Explosion et prise d’otage au Stade Couvert

Mardi 19 mai à 9h40, une voiture piégée explose au Stade Couvert de Liévin, c’est la panique dans la foule des spectateurs dont certains sont touchés. Un groupe de terroristes prend en otage 18 spectateurs. Arrivées sur les lieux du drame quelques minutes plus tard, les premières équipes de secours doivent faire face à ce scénario catastrophe.

Ce drame orchestré par la préfecture du Pas-de-Calais pour tester les capacités opérationnelles et mettre en synergie les différentes équipes d’intervention, a mobilisé plus de 350 professionnels. Les sapeurs-pompiers, la police scientifique de Lens et de Lille, la police nationale, les démineurs, les médecins et infirmiers du secteur ont pris à bras le corps la situation.

Une simulation plus vraie que nature

Cet exercice réalisé par la sécurité intérieure de la préfecture d’Arras met en scène les élèves infirmier de la Croix Rouge de Béthune dans le rôle des victimes et dans celui des preneurs d’otages des policiers Béthunois.

Couverts de « faux » sang, blessés et paniqués, les victimes sont prises en charge par les équipes de secours. Des bilans sont vite effectués et le tri des victimes est établi, les urgences relatives d’un côté, les urgences absolues de l’autre. Les sapeurs-pompiers rejoints par le SMUR soignent les blessés graves dont le bilan vital parait engagé. Pendant ce temps, les démineurs entrent en action pour détecter un éventuel deuxième engin explosif.

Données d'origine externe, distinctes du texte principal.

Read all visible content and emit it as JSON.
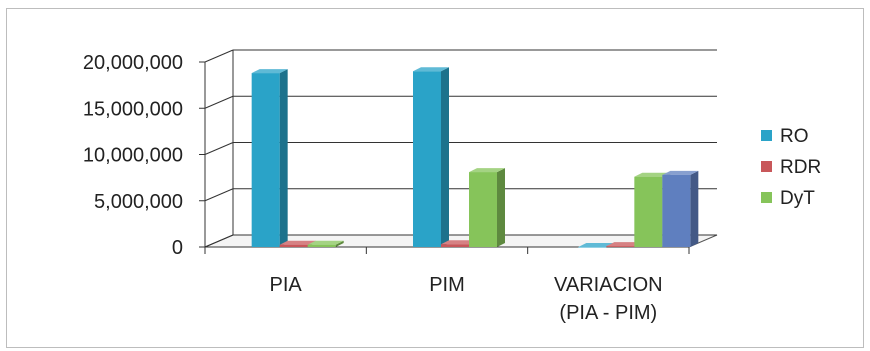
{
  "chart_data": {
    "type": "bar",
    "categories": [
      [
        "PIA"
      ],
      [
        "PIM"
      ],
      [
        "VARIACION",
        "(PIA - PIM)"
      ]
    ],
    "ylim": [
      0,
      20000000
    ],
    "yticks": [
      "0",
      "5,000,000",
      "10,000,000",
      "15,000,000",
      "20,000,000"
    ],
    "ytick_values": [
      0,
      5000000,
      10000000,
      15000000,
      20000000
    ],
    "grid": true,
    "legend_position": "right",
    "series": [
      {
        "name": "RO",
        "values": [
          18800000,
          19000000,
          0
        ],
        "color": "#2aa3c8"
      },
      {
        "name": "RDR",
        "values": [
          250000,
          300000,
          100000
        ],
        "color": "#c8575a"
      },
      {
        "name": "DyT",
        "values": [
          250000,
          8100000,
          7600000
        ],
        "color": "#86c45a"
      },
      {
        "name": "",
        "values": [
          null,
          null,
          7800000
        ],
        "color": "#5f7fbf"
      }
    ],
    "legend": [
      "RO",
      "RDR",
      "DyT"
    ]
  }
}
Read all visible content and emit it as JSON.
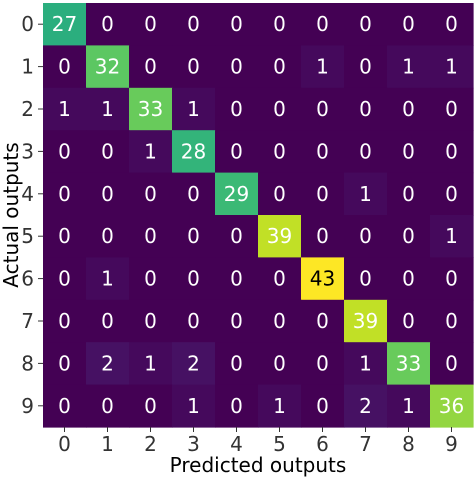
{
  "chart_data": {
    "type": "heatmap",
    "title": "",
    "xlabel": "Predicted outputs",
    "ylabel": "Actual outputs",
    "x_categories": [
      "0",
      "1",
      "2",
      "3",
      "4",
      "5",
      "6",
      "7",
      "8",
      "9"
    ],
    "y_categories": [
      "0",
      "1",
      "2",
      "3",
      "4",
      "5",
      "6",
      "7",
      "8",
      "9"
    ],
    "values": [
      [
        27,
        0,
        0,
        0,
        0,
        0,
        0,
        0,
        0,
        0
      ],
      [
        0,
        32,
        0,
        0,
        0,
        0,
        1,
        0,
        1,
        1
      ],
      [
        1,
        1,
        33,
        1,
        0,
        0,
        0,
        0,
        0,
        0
      ],
      [
        0,
        0,
        1,
        28,
        0,
        0,
        0,
        0,
        0,
        0
      ],
      [
        0,
        0,
        0,
        0,
        29,
        0,
        0,
        1,
        0,
        0
      ],
      [
        0,
        0,
        0,
        0,
        0,
        39,
        0,
        0,
        0,
        1
      ],
      [
        0,
        1,
        0,
        0,
        0,
        0,
        43,
        0,
        0,
        0
      ],
      [
        0,
        0,
        0,
        0,
        0,
        0,
        0,
        39,
        0,
        0
      ],
      [
        0,
        2,
        1,
        2,
        0,
        0,
        0,
        1,
        33,
        0
      ],
      [
        0,
        0,
        0,
        1,
        0,
        1,
        0,
        2,
        1,
        36
      ]
    ],
    "vmin": 0,
    "vmax": 43,
    "colormap": "viridis",
    "grid": false,
    "legend": "none"
  }
}
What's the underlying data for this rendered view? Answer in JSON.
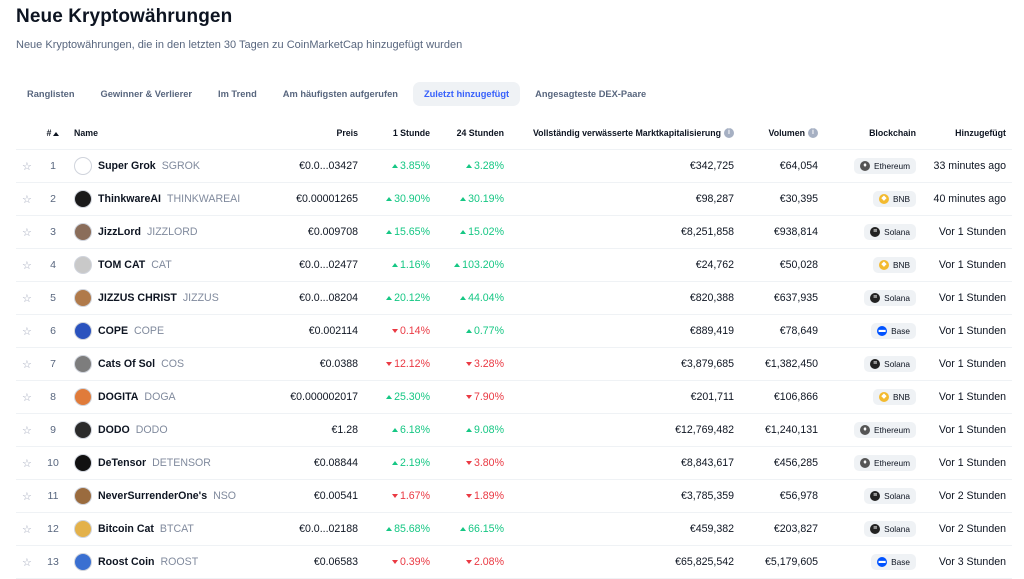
{
  "page": {
    "title": "Neue Kryptowährungen",
    "subtitle": "Neue Kryptowährungen, die in den letzten 30 Tagen zu CoinMarketCap hinzugefügt wurden"
  },
  "tabs": [
    {
      "label": "Ranglisten",
      "active": false
    },
    {
      "label": "Gewinner & Verlierer",
      "active": false
    },
    {
      "label": "Im Trend",
      "active": false
    },
    {
      "label": "Am häufigsten aufgerufen",
      "active": false
    },
    {
      "label": "Zuletzt hinzugefügt",
      "active": true
    },
    {
      "label": "Angesagteste DEX-Paare",
      "active": false
    }
  ],
  "table": {
    "headers": {
      "rank": "#",
      "name": "Name",
      "price": "Preis",
      "h1": "1 Stunde",
      "h24": "24 Stunden",
      "fdv": "Vollständig verwässerte Marktkapitalisierung",
      "volume": "Volumen",
      "blockchain": "Blockchain",
      "added": "Hinzugefügt"
    },
    "rows": [
      {
        "rank": "1",
        "name": "Super Grok",
        "symbol": "SGROK",
        "price": "€0.0...03427",
        "h1": "3.85%",
        "h1_dir": "up",
        "h24": "3.28%",
        "h24_dir": "up",
        "fdv": "€342,725",
        "volume": "€64,054",
        "chain": "Ethereum",
        "added": "33 minutes ago",
        "logo_color": "#ffffff"
      },
      {
        "rank": "2",
        "name": "ThinkwareAI",
        "symbol": "THINKWAREAI",
        "price": "€0.00001265",
        "h1": "30.90%",
        "h1_dir": "up",
        "h24": "30.19%",
        "h24_dir": "up",
        "fdv": "€98,287",
        "volume": "€30,395",
        "chain": "BNB",
        "added": "40 minutes ago",
        "logo_color": "#1a1a1a"
      },
      {
        "rank": "3",
        "name": "JizzLord",
        "symbol": "JIZZLORD",
        "price": "€0.009708",
        "h1": "15.65%",
        "h1_dir": "up",
        "h24": "15.02%",
        "h24_dir": "up",
        "fdv": "€8,251,858",
        "volume": "€938,814",
        "chain": "Solana",
        "added": "Vor 1 Stunden",
        "logo_color": "#8a6d5a"
      },
      {
        "rank": "4",
        "name": "TOM CAT",
        "symbol": "CAT",
        "price": "€0.0...02477",
        "h1": "1.16%",
        "h1_dir": "up",
        "h24": "103.20%",
        "h24_dir": "up",
        "fdv": "€24,762",
        "volume": "€50,028",
        "chain": "BNB",
        "added": "Vor 1 Stunden",
        "logo_color": "#c9c9c9"
      },
      {
        "rank": "5",
        "name": "JIZZUS CHRIST",
        "symbol": "JIZZUS",
        "price": "€0.0...08204",
        "h1": "20.12%",
        "h1_dir": "up",
        "h24": "44.04%",
        "h24_dir": "up",
        "fdv": "€820,388",
        "volume": "€637,935",
        "chain": "Solana",
        "added": "Vor 1 Stunden",
        "logo_color": "#b07a4a"
      },
      {
        "rank": "6",
        "name": "COPE",
        "symbol": "COPE",
        "price": "€0.002114",
        "h1": "0.14%",
        "h1_dir": "down",
        "h24": "0.77%",
        "h24_dir": "up",
        "fdv": "€889,419",
        "volume": "€78,649",
        "chain": "Base",
        "added": "Vor 1 Stunden",
        "logo_color": "#2a52be"
      },
      {
        "rank": "7",
        "name": "Cats Of Sol",
        "symbol": "COS",
        "price": "€0.0388",
        "h1": "12.12%",
        "h1_dir": "down",
        "h24": "3.28%",
        "h24_dir": "down",
        "fdv": "€3,879,685",
        "volume": "€1,382,450",
        "chain": "Solana",
        "added": "Vor 1 Stunden",
        "logo_color": "#7d7d7d"
      },
      {
        "rank": "8",
        "name": "DOGITA",
        "symbol": "DOGA",
        "price": "€0.000002017",
        "h1": "25.30%",
        "h1_dir": "up",
        "h24": "7.90%",
        "h24_dir": "down",
        "fdv": "€201,711",
        "volume": "€106,866",
        "chain": "BNB",
        "added": "Vor 1 Stunden",
        "logo_color": "#e07b3a"
      },
      {
        "rank": "9",
        "name": "DODO",
        "symbol": "DODO",
        "price": "€1.28",
        "h1": "6.18%",
        "h1_dir": "up",
        "h24": "9.08%",
        "h24_dir": "up",
        "fdv": "€12,769,482",
        "volume": "€1,240,131",
        "chain": "Ethereum",
        "added": "Vor 1 Stunden",
        "logo_color": "#2b2b2b"
      },
      {
        "rank": "10",
        "name": "DeTensor",
        "symbol": "DETENSOR",
        "price": "€0.08844",
        "h1": "2.19%",
        "h1_dir": "up",
        "h24": "3.80%",
        "h24_dir": "down",
        "fdv": "€8,843,617",
        "volume": "€456,285",
        "chain": "Ethereum",
        "added": "Vor 1 Stunden",
        "logo_color": "#111111"
      },
      {
        "rank": "11",
        "name": "NeverSurrenderOne's",
        "symbol": "NSO",
        "price": "€0.00541",
        "h1": "1.67%",
        "h1_dir": "down",
        "h24": "1.89%",
        "h24_dir": "down",
        "fdv": "€3,785,359",
        "volume": "€56,978",
        "chain": "Solana",
        "added": "Vor 2 Stunden",
        "logo_color": "#9a6b3e"
      },
      {
        "rank": "12",
        "name": "Bitcoin Cat",
        "symbol": "BTCAT",
        "price": "€0.0...02188",
        "h1": "85.68%",
        "h1_dir": "up",
        "h24": "66.15%",
        "h24_dir": "up",
        "fdv": "€459,382",
        "volume": "€203,827",
        "chain": "Solana",
        "added": "Vor 2 Stunden",
        "logo_color": "#e3b14a"
      },
      {
        "rank": "13",
        "name": "Roost Coin",
        "symbol": "ROOST",
        "price": "€0.06583",
        "h1": "0.39%",
        "h1_dir": "down",
        "h24": "2.08%",
        "h24_dir": "down",
        "fdv": "€65,825,542",
        "volume": "€5,179,605",
        "chain": "Base",
        "added": "Vor 3 Stunden",
        "logo_color": "#3a6fd1"
      }
    ]
  },
  "chain_styles": {
    "Ethereum": {
      "icon": "ethereum-icon",
      "color": "#555555",
      "glyph": "♦"
    },
    "BNB": {
      "icon": "bnb-icon",
      "color": "#f3ba2f",
      "glyph": "◆"
    },
    "Solana": {
      "icon": "solana-icon",
      "color": "#222222",
      "glyph": "≡"
    },
    "Base": {
      "icon": "base-icon",
      "color": "#0052ff",
      "glyph": "▬"
    }
  },
  "colors": {
    "up": "#16c784",
    "down": "#ea3943",
    "accent": "#3861fb"
  }
}
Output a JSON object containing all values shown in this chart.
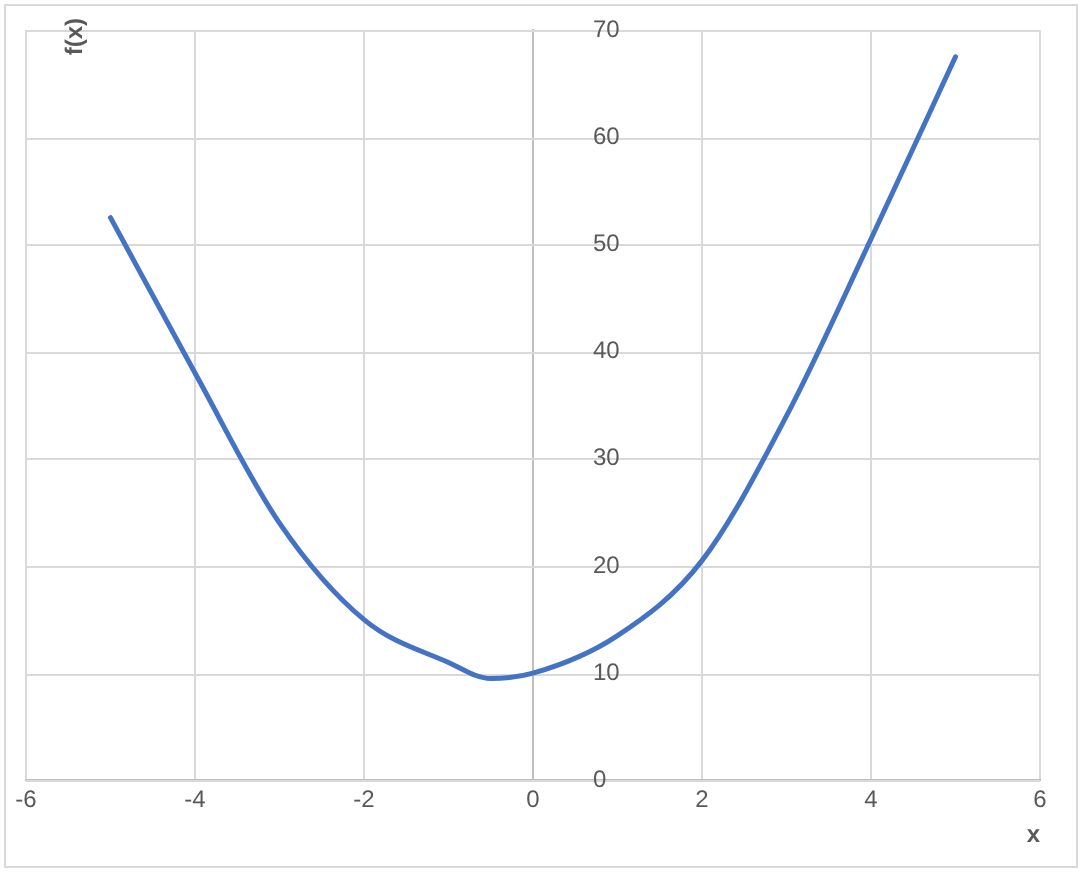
{
  "chart_data": {
    "type": "line",
    "xlabel": "x",
    "ylabel": "f(x)",
    "x": [
      -5,
      -4,
      -3,
      -2,
      -1,
      -0.5,
      0,
      1,
      2,
      3,
      4,
      5
    ],
    "series": [
      {
        "color": "#4472c4",
        "values": [
          52.5,
          38,
          24,
          15,
          11,
          9.5,
          10,
          13.5,
          20.5,
          34,
          50.5,
          67.5
        ]
      }
    ],
    "xlim": [
      -6,
      6
    ],
    "xticks": [
      -6,
      -4,
      -2,
      0,
      2,
      4,
      6
    ],
    "ylim": [
      0,
      70
    ],
    "yticks": [
      0,
      10,
      20,
      30,
      40,
      50,
      60,
      70
    ],
    "grid": true,
    "marker": "none",
    "line_style": "solid"
  }
}
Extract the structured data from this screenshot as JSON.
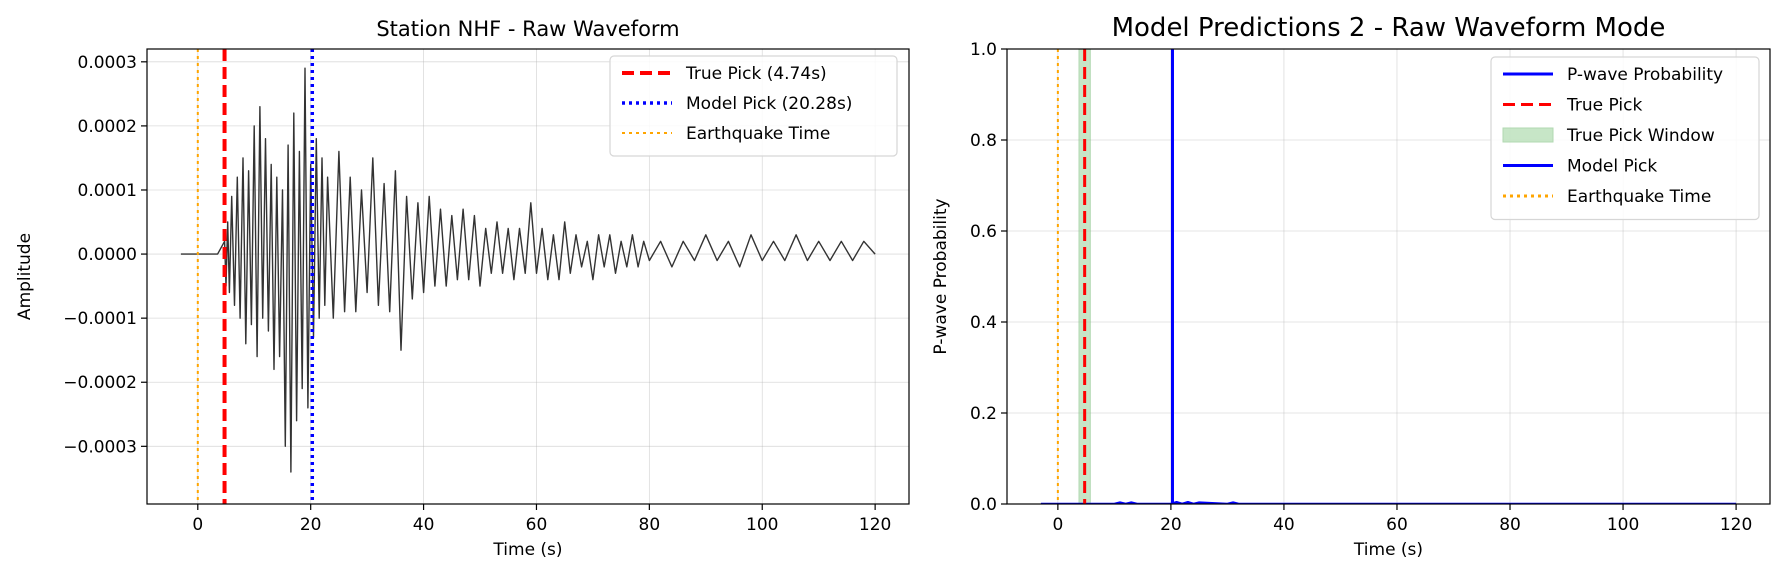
{
  "chart_data": [
    {
      "type": "line",
      "title": "Station NHF - Raw Waveform",
      "xlabel": "Time (s)",
      "ylabel": "Amplitude",
      "xlim": [
        -9,
        126
      ],
      "ylim": [
        -0.00039,
        0.00032
      ],
      "xticks": [
        0,
        20,
        40,
        60,
        80,
        100,
        120
      ],
      "xtick_labels": [
        "0",
        "20",
        "40",
        "60",
        "80",
        "100",
        "120"
      ],
      "yticks": [
        0.0003,
        0.0002,
        0.0001,
        0.0,
        -0.0001,
        -0.0002,
        -0.0003
      ],
      "ytick_labels": [
        "0.0003",
        "0.0002",
        "0.0001",
        "0.0000",
        "−0.0001",
        "−0.0002",
        "−0.0003"
      ],
      "grid": true,
      "legend_position": "top-right",
      "series": [
        {
          "name": "",
          "color": "#333333",
          "style": "solid",
          "x": [
            -3,
            3.5,
            4.74,
            5.0,
            5.3,
            5.6,
            6.0,
            6.5,
            7.0,
            7.5,
            8.0,
            8.5,
            9.0,
            9.5,
            10.0,
            10.5,
            11.0,
            11.5,
            12.0,
            12.5,
            13.0,
            13.5,
            14.0,
            14.5,
            15.0,
            15.5,
            16.0,
            16.5,
            17.0,
            17.5,
            18.0,
            18.5,
            19.0,
            19.5,
            20.0,
            20.5,
            21.0,
            21.5,
            22.0,
            22.5,
            23.0,
            24.0,
            25.0,
            26.0,
            27.0,
            28.0,
            29.0,
            30.0,
            31.0,
            32.0,
            33.0,
            34.0,
            35.0,
            36.0,
            37.0,
            38.0,
            39.0,
            40.0,
            41.0,
            42.0,
            43.0,
            44.0,
            45.0,
            46.0,
            47.0,
            48.0,
            49.0,
            50.0,
            51.0,
            52.0,
            53.0,
            54.0,
            55.0,
            56.0,
            57.0,
            58.0,
            59.0,
            60.0,
            61.0,
            62.0,
            63.0,
            64.0,
            65.0,
            66.0,
            67.0,
            68.0,
            69.0,
            70.0,
            71.0,
            72.0,
            73.0,
            74.0,
            75.0,
            76.0,
            77.0,
            78.0,
            79.0,
            80.0,
            82.0,
            84.0,
            86.0,
            88.0,
            90.0,
            92.0,
            94.0,
            96.0,
            98.0,
            100.0,
            102.0,
            104.0,
            106.0,
            108.0,
            110.0,
            112.0,
            114.0,
            116.0,
            118.0,
            120.0
          ],
          "y": [
            0.0,
            0.0,
            2e-05,
            -5e-05,
            5e-05,
            -6e-05,
            9e-05,
            -8e-05,
            0.00012,
            -0.0001,
            0.00015,
            -0.00014,
            0.00013,
            -0.00011,
            0.0002,
            -0.00016,
            0.00023,
            -0.0001,
            0.00018,
            -0.00012,
            0.00014,
            -0.00018,
            0.00012,
            -0.00016,
            0.0001,
            -0.0003,
            0.00017,
            -0.00034,
            0.00022,
            -0.00026,
            0.00016,
            -0.00021,
            0.00029,
            -0.00024,
            0.00014,
            -0.00013,
            0.00018,
            -0.0001,
            0.00015,
            -8e-05,
            0.00012,
            -0.0001,
            0.00016,
            -9e-05,
            0.00012,
            -9e-05,
            0.0001,
            -6e-05,
            0.00015,
            -8e-05,
            0.00011,
            -9e-05,
            0.00013,
            -0.00015,
            9e-05,
            -7e-05,
            8e-05,
            -6e-05,
            9e-05,
            -5e-05,
            7e-05,
            -5e-05,
            6e-05,
            -4e-05,
            7e-05,
            -4e-05,
            6e-05,
            -5e-05,
            4e-05,
            -3e-05,
            5e-05,
            -3e-05,
            4e-05,
            -4e-05,
            4e-05,
            -3e-05,
            8e-05,
            -3e-05,
            4e-05,
            -4e-05,
            3e-05,
            -4e-05,
            5e-05,
            -3e-05,
            3e-05,
            -2e-05,
            2e-05,
            -4e-05,
            3e-05,
            -2e-05,
            3e-05,
            -3e-05,
            2e-05,
            -2e-05,
            3e-05,
            -2e-05,
            2e-05,
            -1e-05,
            2e-05,
            -2e-05,
            2e-05,
            -1e-05,
            3e-05,
            -1e-05,
            2e-05,
            -2e-05,
            3e-05,
            -1e-05,
            2e-05,
            -1e-05,
            3e-05,
            -1e-05,
            2e-05,
            -1e-05,
            2e-05,
            -1e-05,
            2e-05,
            0.0
          ]
        }
      ],
      "vlines": [
        {
          "name": "True Pick (4.74s)",
          "x": 4.74,
          "color": "#ff0000",
          "style": "dashed",
          "width": 4
        },
        {
          "name": "Model Pick (20.28s)",
          "x": 20.28,
          "color": "#0000ff",
          "style": "dotted",
          "width": 3.5
        },
        {
          "name": "Earthquake Time",
          "x": 0,
          "color": "#ffa500",
          "style": "dotted",
          "width": 2
        }
      ]
    },
    {
      "type": "line",
      "title": "Model Predictions 2 - Raw Waveform Mode",
      "xlabel": "Time (s)",
      "ylabel": "P-wave Probability",
      "xlim": [
        -9,
        126
      ],
      "ylim": [
        0.0,
        1.0
      ],
      "xticks": [
        0,
        20,
        40,
        60,
        80,
        100,
        120
      ],
      "xtick_labels": [
        "0",
        "20",
        "40",
        "60",
        "80",
        "100",
        "120"
      ],
      "yticks": [
        0.0,
        0.2,
        0.4,
        0.6,
        0.8,
        1.0
      ],
      "ytick_labels": [
        "0.0",
        "0.2",
        "0.4",
        "0.6",
        "0.8",
        "1.0"
      ],
      "grid": true,
      "legend_position": "top-right",
      "series": [
        {
          "name": "P-wave Probability",
          "color": "#0000ff",
          "style": "solid",
          "x": [
            -3,
            10,
            11,
            12,
            13,
            14,
            20,
            21,
            22,
            23,
            24,
            25,
            30,
            31,
            32,
            120
          ],
          "y": [
            0.0,
            0.0,
            0.003,
            0.0,
            0.003,
            0.0,
            0.0,
            0.004,
            0.0,
            0.004,
            0.0,
            0.003,
            0.0,
            0.003,
            0.0,
            0.0
          ]
        }
      ],
      "window": {
        "name": "True Pick Window",
        "x0": 3.74,
        "x1": 5.74,
        "color": "#a3d6a3"
      },
      "vlines": [
        {
          "name": "True Pick",
          "x": 4.74,
          "color": "#ff0000",
          "style": "dashed",
          "width": 3
        },
        {
          "name": "Model Pick",
          "x": 20.28,
          "color": "#0000ff",
          "style": "solid",
          "width": 3
        },
        {
          "name": "Earthquake Time",
          "x": 0,
          "color": "#ffa500",
          "style": "dotted",
          "width": 2
        }
      ],
      "legend": [
        {
          "label": "P-wave Probability",
          "kind": "line",
          "color": "#0000ff",
          "style": "solid"
        },
        {
          "label": "True Pick",
          "kind": "line",
          "color": "#ff0000",
          "style": "dashed"
        },
        {
          "label": "True Pick Window",
          "kind": "patch",
          "color": "#a3d6a3"
        },
        {
          "label": "Model Pick",
          "kind": "line",
          "color": "#0000ff",
          "style": "solid"
        },
        {
          "label": "Earthquake Time",
          "kind": "line",
          "color": "#ffa500",
          "style": "dotted"
        }
      ]
    }
  ]
}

Les forces de l’ordre contiennent les proches des victimes qui veulent pénétrer dans l’enceinte du stade et dirigent les rescapés choqués vers la cellule d’aide médico-psycologique.

Sauvetage et extinction d’incendie

Un fourgon pompe-tonne arrive sur les lieux à 9h54, les sapeurs-pompiers sont accueillis par un groupe de personnes paniquées qui leur demande de l’aide. L’ordre est donné, l’ensemble de l’équipe accompagne le chef d’agrès pour une reconnaissance sauf le conducteur, qui cherche à localiser une prise d’eau pour alimenter l’engin.

Le COS oriente et engage les binômes sur différentes missions de secours. Deux binômes prennent en charge les victimes en détresse vitale, alors que d’autres localisent de nouvelles victimes, des foyers d’incendie et examinent la structure bâtimentaire pour anticiper un éventuel dégât. Un binôme d’attaque s’engage dans un des escaliers du stade avec une lance à débit variable afin d’effectuer une reconnaissance de toutes les pièces de l’étage. Sur place le bâtiment est endommagé par le souffle de l’explosion de la bombe mais les étages supérieurs restent praticables et aucune autre victime n’est découverte. L’ascension du binôme vers le deuxième étage est freinée par la police qui bloque l’accès à cause de la prise d’otage…

Le Commandant du GIPN demande d’établir deux lances à débit variable dans les cages d’escalier qui mènent au réfectoire où sont prisonniers les otages. Les derniers sur les lieux, la police technique et scientifique et les médecins légistes évaluent les causes des décès des dix personnes tuées dans l’attentat.

Après toute cette suite d’actions engageant les professionnels de la sécurité du Département, le système est levé à 14h00, au moment où le GIPN neutralise les preneurs d’otages. Les sapeurs-pompiers intervenus durant quatre longues heures démontent leur dispositif de sécurité…

Ce type d’exercice permet à l’ensemble des services d’améliorer leur collaboration et leur efficacité : l’entrainement est la meilleure des préparations à ces situations de crise.